1. Make a model translatable

Inherit from TranslatableModel and declare which fields should be translated via translatable_fields:

# models.py
from django.db import models
from django_localekit.models import TranslatableModel

class Article(TranslatableModel):
    title = models.CharField(max_length=200)
    body = models.TextField()
    published = models.BooleanField(default=False)

    translatable_fields = ["title", "body"]
    # `published` is not in the list — it is never translated

The original field values (title, body) are never changed. Translations are stored in a separate Translation table linked via a generic foreign key.

2. Manage translations in Django admin

Add TranslationInline to your model admin to let editors create and update translations directly in the admin interface:

# admin.py
from django.contrib import admin
from django_localekit.admin import TranslationInline
from .models import Article

@admin.register(Article)
class ArticleAdmin(admin.ModelAdmin):
    inlines = [TranslationInline]

The inline shows one row per (language, field) pair and prevents duplicates via form validation.

When displaying a list of translatable objects, always prefetch translations to avoid N+1 queries:

# views.py
from .models import Article

articles = Article.objects.all().prefetch_related("translations")

This is especially important for DRF list views — all serializers in this package work correctly with prefetched translations.

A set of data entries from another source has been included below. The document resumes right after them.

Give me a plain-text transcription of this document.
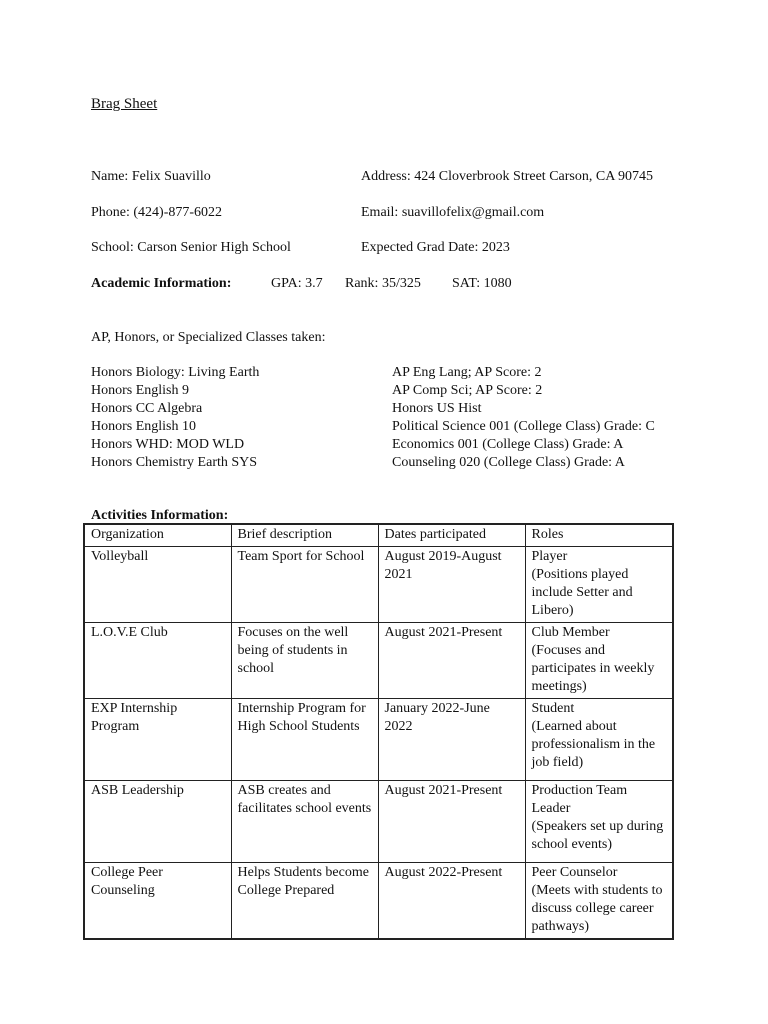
Brag Sheet
Name: Felix Suavillo	Address: 424 Cloverbrook Street Carson, CA 90745
Phone: (424)-877-6022	Email: suavillofelix@gmail.com
School: Carson Senior High School	Expected Grad Date: 2023
Academic Information:	GPA: 3.7 Rank: 35/325 SAT: 1080
AP, Honors, or Specialized Classes taken:
Honors Biology: Living Earth
Honors English 9
Honors CC Algebra
Honors English 10
Honors WHD: MOD WLD
Honors Chemistry Earth SYS
AP Eng Lang; AP Score: 2
AP Comp Sci; AP Score: 2
Honors US Hist
Political Science 001 (College Class) Grade: C
Economics 001 (College Class) Grade: A
Counseling 020 (College Class) Grade: A
Activities Information:
Organization	Brief description	Dates participated	Roles
Volleyball	Team Sport for School	August 2019-August 2021	Player
(Positions played include Setter and Libero)
L.O.V.E Club	Focuses on the well being of students in school	August 2021-Present	Club Member
(Focuses and participates in weekly meetings)
EXP Internship Program	Internship Program for High School Students	January 2022-June 2022	Student
(Learned about professionalism in the job field)
ASB Leadership	ASB creates and facilitates school events	August 2021-Present	Production Team Leader
(Speakers set up during school events)
College Peer Counseling	Helps Students become College Prepared	August 2022-Present	Peer Counselor
(Meets with students to discuss college career pathways)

See DRF → Serializers.

4. Read a translation directly

Outside of a DRF serializer you can fetch the current-language translation for a single field using get_translation:

from django_localekit.utils import get_translation

# Returns the Spanish title if the active language is "es",
# otherwise falls back to the original field value.
title = get_translation(article, "title")

Pass as_dict=True to get all available translations at once:

translations = get_translation(article, "title", as_dict=True)
# {"es": "Hola Mundo", "fr": "Bonjour le Monde"}

Tip

When calling get_translation in a loop (e.g. in a template tag), make sure the queryset was built with prefetch_related("translations") to keep the query count constant.

5. Auto-create empty translations on save (optional)

Enable DLK_AUTO_CREATE_TRANSLATIONS = True in your settings to have empty Translation rows created automatically for every non-default language whenever a new TranslatableModel instance is saved:

# settings.py
DLK_AUTO_CREATE_TRANSLATIONS = True

This means you can immediately run dlk_translate_models on fresh data without needing to run dlk_makemessages first.

Note

Auto-created rows have an empty field_value. They act as placeholders that dlk_translate_models will fill in, or that a human translator can edit via the admin.